The use of film, especially plastic film, as a dielectric in electric capacitors is known. Such capacitors are distinguished by two types of construction.
Film/foil technology can be regarded as the first construction type. Capacitors of this type contain plastic films as the dielectric and metal foils as electrodes.
Metallised plastic film capacitors are spoken of as the second construction type. They contain a plastic film serving as the dielectric, onto which are vapour-deposited metallically conductive layers as electrodes. Aluminium in a coating thickness of less than 10−7 m (0.1 μm) is preferably used as the metal.
The most important distinguishing feature of these two types of capacitor construction is the behaviour of the capacitor with regard to electric breakdown. This refers to the phenomenon whereby the—in principle insulating—dielectric can be punctured by the electric charges, leading to a short-circuit. Inevitable weak points in the dielectric can be cited as the reason for the occurrence of a puncture. In the first construction type this short-circuit leads to the failure of the capacitor.
The second construction type is described as “self-healing”. In the event of an electric breakdown through the dielectric the vapour-deposited metal coatings in the vicinity of the puncture site vaporise as a result of the high arc temperature. The cause of the short-circuit is effectively burned away. If an electric breakdown occurs, the dielectric forms a highly compressed plasma, which pushes the layers of the dielectric apart. Insulating halos are formed around the puncture. The capacitor remains operational.

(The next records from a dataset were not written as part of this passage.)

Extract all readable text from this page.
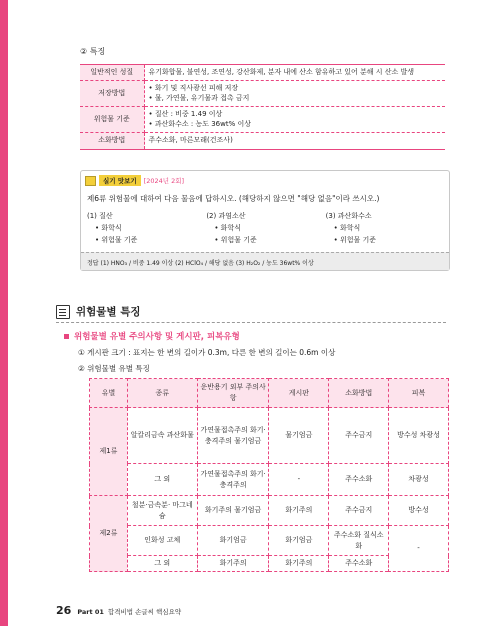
② 특징
일반적인 성질	유기화합물, 불연성, 조연성, 강산화제, 분자 내에 산소 함유하고 있어 분해 시 산소 발생
저장방법	• 화기 및 직사광선 피해 저장
• 물, 가연물, 유기물과 접촉 금지

위험물 기준	• 질산 : 비중 1.49 이상
• 과산화수소 : 농도 36wt% 이상

소화방법	주수소화, 마른모래(건조사)
실기 맛보기	[2024년 2회]
제6류 위험물에 대하여 다음 물음에 답하시오. (해당하지 않으면 "해당 없음"이라 쓰시오.)
(1) 질산
• 화학식
• 위험물 기준
(2) 과염소산
• 화학식
• 위험물 기준
(3) 과산화수소
• 화학식
• 위험물 기준
정답 (1) HNO₃ / 비중 1.49 이상 (2) HClO₄ / 해당 없음 (3) H₂O₂ / 농도 36wt% 이상
위험물별 특징
위험물별 유별 주의사항 및 게시판, 피복유형
① 게시판 크기 : 표지는 한 변의 길이가 0.3m, 다른 한 변의 길이는 0.6m 이상
② 위험물별 유별 특징
유별	종류	운반용기 외부 주의사항	게시판	소화방법	피복
제1류	알칼리금속 과산화물	가연물접촉주의 화기·충격주의 물기엄금	물기엄금	주수금지	방수성 차광성
	그 외	가연물접촉주의 화기·충격주의	-	주수소화	차광성
제2류	철분·금속분· 마그네슘	화기주의 물기엄금	화기주의	주수금지	방수성
	인화성 고체	화기엄금	화기엄금	주수소화 질식소화	-
	그 외	화기주의	화기주의	주수소화	
26 Part 01 합격비법 손글씨 핵심요약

Self-healing capacitors are produced from polyethylene terephthalate (PET), poly-propylene (PP), polycarbonate (PC) and polyphenylene sulfide (PPS) films. All of the cited films are partially crystalline plastics.

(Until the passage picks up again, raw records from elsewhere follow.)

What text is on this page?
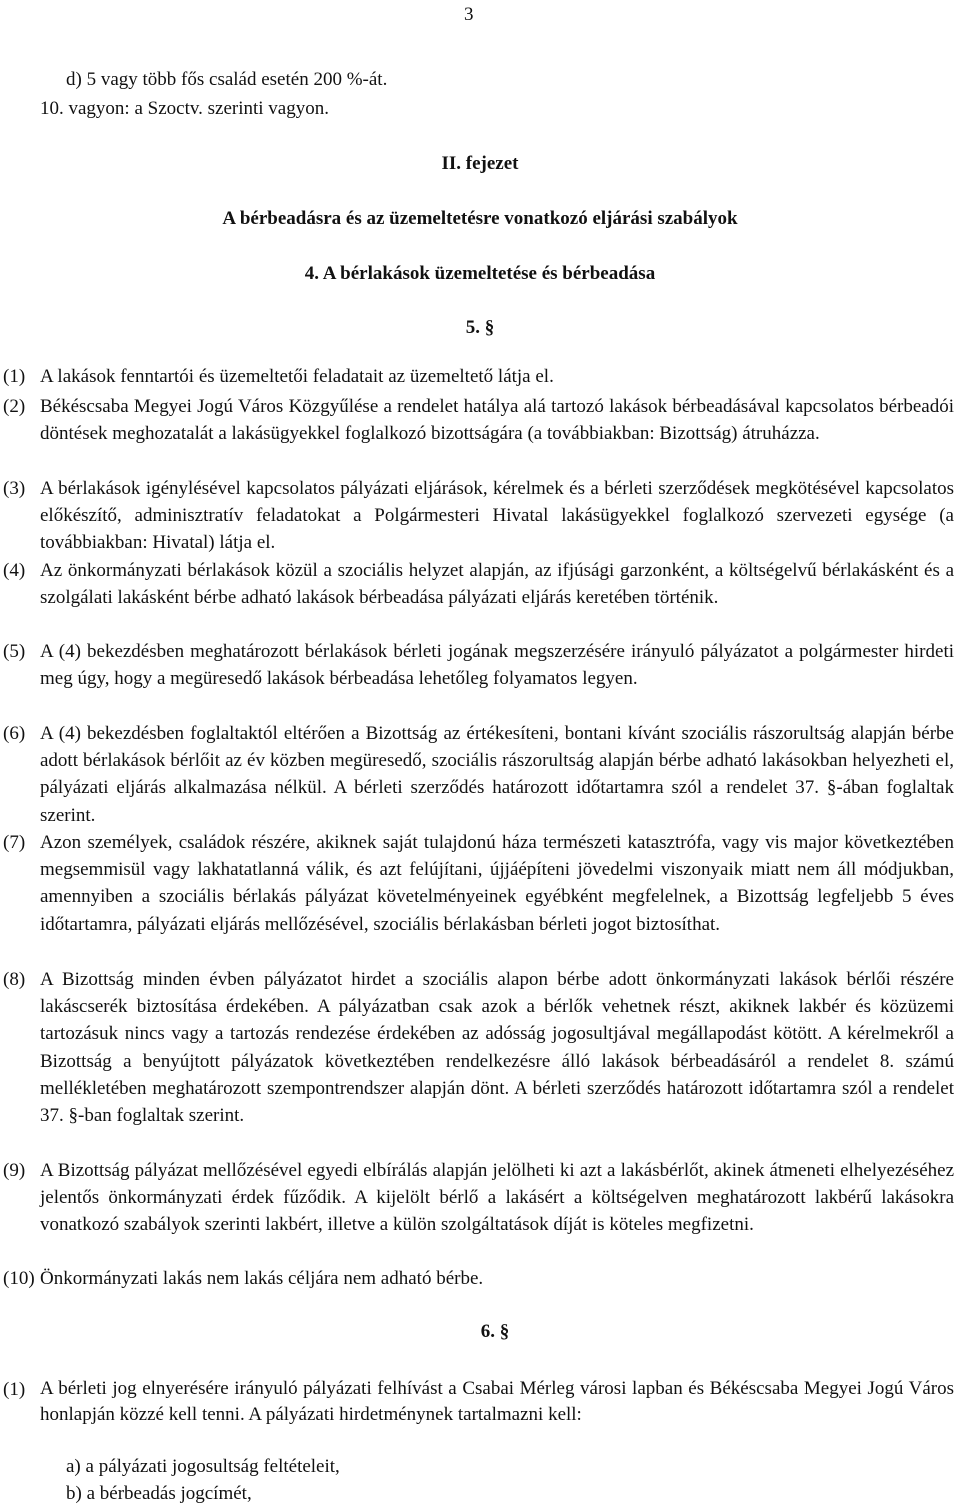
3
d) 5 vagy több fős család esetén 200 %-át.
10. vagyon: a Szoctv. szerinti vagyon.
II. fejezet
A bérbeadásra és az üzemeltetésre vonatkozó eljárási szabályok
4. A bérlakások üzemeltetése és bérbeadása
5. §
(1) A lakások fenntartói és üzemeltetői feladatait az üzemeltető látja el.
(2) Békéscsaba Megyei Jogú Város Közgyűlése a rendelet hatálya alá tartozó lakások bérbeadásával kapcsolatos bérbeadói döntések meghozatalát a lakásügyekkel foglalkozó bizottságára (a továbbiakban: Bizottság) átruházza.
(3) A bérlakások igénylésével kapcsolatos pályázati eljárások, kérelmek és a bérleti szerződések megkötésével kapcsolatos előkészítő, adminisztratív feladatokat a Polgármesteri Hivatal lakásügyekkel foglalkozó szervezeti egysége (a továbbiakban: Hivatal) látja el.
(4) Az önkormányzati bérlakások közül a szociális helyzet alapján, az ifjúsági garzonként, a költségelvű bérlakásként és a szolgálati lakásként bérbe adható lakások bérbeadása pályázati eljárás keretében történik.
(5) A (4) bekezdésben meghatározott bérlakások bérleti jogának megszerzésére irányuló pályázatot a polgármester hirdeti meg úgy, hogy a megüresedő lakások bérbeadása lehetőleg folyamatos legyen.
(6) A (4) bekezdésben foglaltaktól eltérően a Bizottság az értékesíteni, bontani kívánt szociális rászorultság alapján bérbe adott bérlakások bérlőit az év közben megüresedő, szociális rászorultság alapján bérbe adható lakásokban helyezheti el, pályázati eljárás alkalmazása nélkül. A bérleti szerződés határozott időtartamra szól a rendelet 37. §-ában foglaltak szerint.
(7) Azon személyek, családok részére, akiknek saját tulajdonú háza természeti katasztrófa, vagy vis major következtében megsemmisül vagy lakhatatlanná válik, és azt felújítani, újjáépíteni jövedelmi viszonyaik miatt nem áll módjukban, amennyiben a szociális bérlakás pályázat követelményeinek egyébként megfelelnek, a Bizottság legfeljebb 5 éves időtartamra, pályázati eljárás mellőzésével, szociális bérlakásban bérleti jogot biztosíthat.
(8) A Bizottság minden évben pályázatot hirdet a szociális alapon bérbe adott önkormányzati lakások bérlői részére lakáscserék biztosítása érdekében. A pályázatban csak azok a bérlők vehetnek részt, akiknek lakbér és közüzemi tartozásuk nincs vagy a tartozás rendezése érdekében az adósság jogosultjával megállapodást kötött. A kérelmekről a Bizottság a benyújtott pályázatok következtében rendelkezésre álló lakások bérbeadásáról a rendelet 8. számú mellékletében meghatározott szempontrendszer alapján dönt. A bérleti szerződés határozott időtartamra szól a rendelet 37. §-ban foglaltak szerint.
(9) A Bizottság pályázat mellőzésével egyedi elbírálás alapján jelölheti ki azt a lakásbérlőt, akinek átmeneti elhelyezéséhez jelentős önkormányzati érdek fűződik. A kijelölt bérlő a lakásért a költségelven meghatározott lakbérű lakásokra vonatkozó szabályok szerinti lakbért, illetve a külön szolgáltatások díját is köteles megfizetni.
(10) Önkormányzati lakás nem lakás céljára nem adható bérbe.
6. §
(1) A bérleti jog elnyerésére irányuló pályázati felhívást a Csabai Mérleg városi lapban és Békéscsaba Megyei Jogú Város honlapján közzé kell tenni. A pályázati hirdetménynek tartalmazni kell:
a) a pályázati jogosultság feltételeit,
b) a bérbeadás jogcímét,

The disadvantage of partially crystalline plastic is the elevated cost of manufacture. The partially crystalline plastics that can be used to produce films for use as a dielectric in capacitors (with self-healing properties) must display a degree of crystallinity of ≧10% in order for self-healing to be observed.

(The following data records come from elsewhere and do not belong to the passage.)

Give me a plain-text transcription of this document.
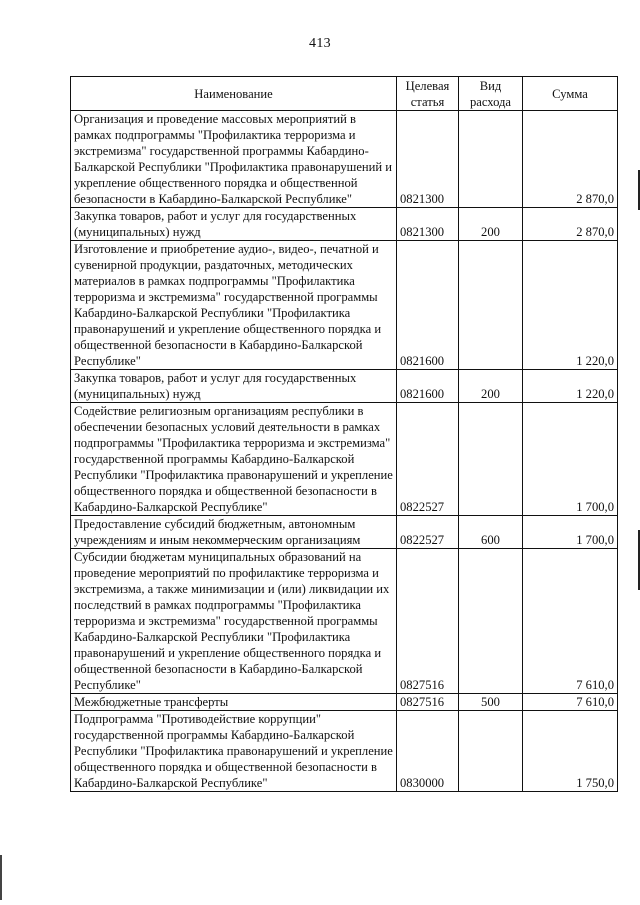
413
Наименование	Целевая статья	Вид расхода	Сумма
Организация и проведение массовых мероприятий в рамках подпрограммы "Профилактика терроризма и экстремизма" государственной программы Кабардино-Балкарской Республики "Профилактика правонарушений и укрепление общественного порядка и общественной безопасности в Кабардино-Балкарской Республике"	0821300		2 870,0
Закупка товаров, работ и услуг для государственных (муниципальных) нужд	0821300	200	2 870,0
Изготовление и приобретение аудио-, видео-, печатной и сувенирной продукции, раздаточных, методических материалов в рамках подпрограммы "Профилактика терроризма и экстремизма" государственной программы Кабардино-Балкарской Республики "Профилактика правонарушений и укрепление общественного порядка и общественной безопасности в Кабардино-Балкарской Республике"	0821600		1 220,0
Закупка товаров, работ и услуг для государственных (муниципальных) нужд	0821600	200	1 220,0
Содействие религиозным организациям республики в обеспечении безопасных условий деятельности в рамках подпрограммы "Профилактика терроризма и экстремизма" государственной программы Кабардино-Балкарской Республики "Профилактика правонарушений и укрепление общественного порядка и общественной безопасности в Кабардино-Балкарской Республике"	0822527		1 700,0
Предоставление субсидий бюджетным, автономным учреждениям и иным некоммерческим организациям	0822527	600	1 700,0
Субсидии бюджетам муниципальных образований на проведение мероприятий по профилактике терроризма и экстремизма, а также минимизации и (или) ликвидации их последствий в рамках подпрограммы "Профилактика терроризма и экстремизма" государственной программы Кабардино-Балкарской Республики "Профилактика правонарушений и укрепление общественного порядка и общественной безопасности в Кабардино-Балкарской Республике"	0827516		7 610,0
Межбюджетные трансферты	0827516	500	7 610,0
Подпрограмма "Противодействие коррупции" государственной программы Кабардино-Балкарской Республики "Профилактика правонарушений и укрепление общественного порядка и общественной безопасности в Кабардино-Балкарской Республике"	0830000		1 750,0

The production of films from amorphous plastic is more favourable. However, self-healing properties have not hitherto been observed in capacitors having a film made from amorphous plastic as the dielectric.
Capacitors are also distinguished by the way in which they are mounted on a printed circuit board. A distinction is made here between capacitors for push-through mounting and capacitors for SMD (surface-mounted device) applications. Capacitors for push-through mounting are fitted with leads. The capacitors are placed on the top of the printed circuit board. The leads extend through the printed circuit board to the printed conductor side, where they are soldered to the printed conductors.
By contrast, SMD components are attached and soldered directly to the printed conductor side of the board. They are therefore exposed to the soldering heat for a few seconds, which places particular demands on the heat resistance of the dielectric film.
The production of polycarbonate films by casting a polycarbonate solution prepared with a suitable solvent onto a flat substrate, with subsequent evaporation of the solvent and lifting of the resultant film from the substrate, is known according to EP-B1 0 359 953. The film produced in this way can then be stretched monoaxially or biaxially. The use of polycarbonates as electrical insulating materials for electric conductors is likewise known from this patent specification.
In another known prior art Makrofol KG® is used as a plastic film for use as a dielectric in capacitors. This is a partially crystalline, longitudinally stretched cast film made from high-molecular polycarbonate, consisting of bisphenol A homopolycarbonate, with a thickness of 2·10−6 m to 6·10−5 m (2 to 60 μm). Metallised film capacitors with a dielectric made from Makrofol KG® display self-healing properties if a coating thickness of no more than 1.2·10−5 m (12 μm) is maintained.
Dielectrics made from plastics such as Makrofol KG® are worthy of improvement. The production of film from Makrofol KG® is complicated, since after being dissolved it has to undergo a complex filtration process. Furthermore, the temperature limits for long-term stress and heat resistance also cause problems. In continuous use capacitors with a metallised plastic film made from Makrofol KG® are operated in temperature ranges of up to 120° C. This limits their use in hot engine compartments, for example. The heat resistance limit of 140° C. causes problems with the hot soldering of SMD capacitors.
The object of the invention is therefore to provide a film as a dielectric for use in capacitors with self-healing properties, with which it is possible for the capacitors to be used in an elevated temperature range and to be fabricated by the SMD process. The film should be reasonably economical to produce.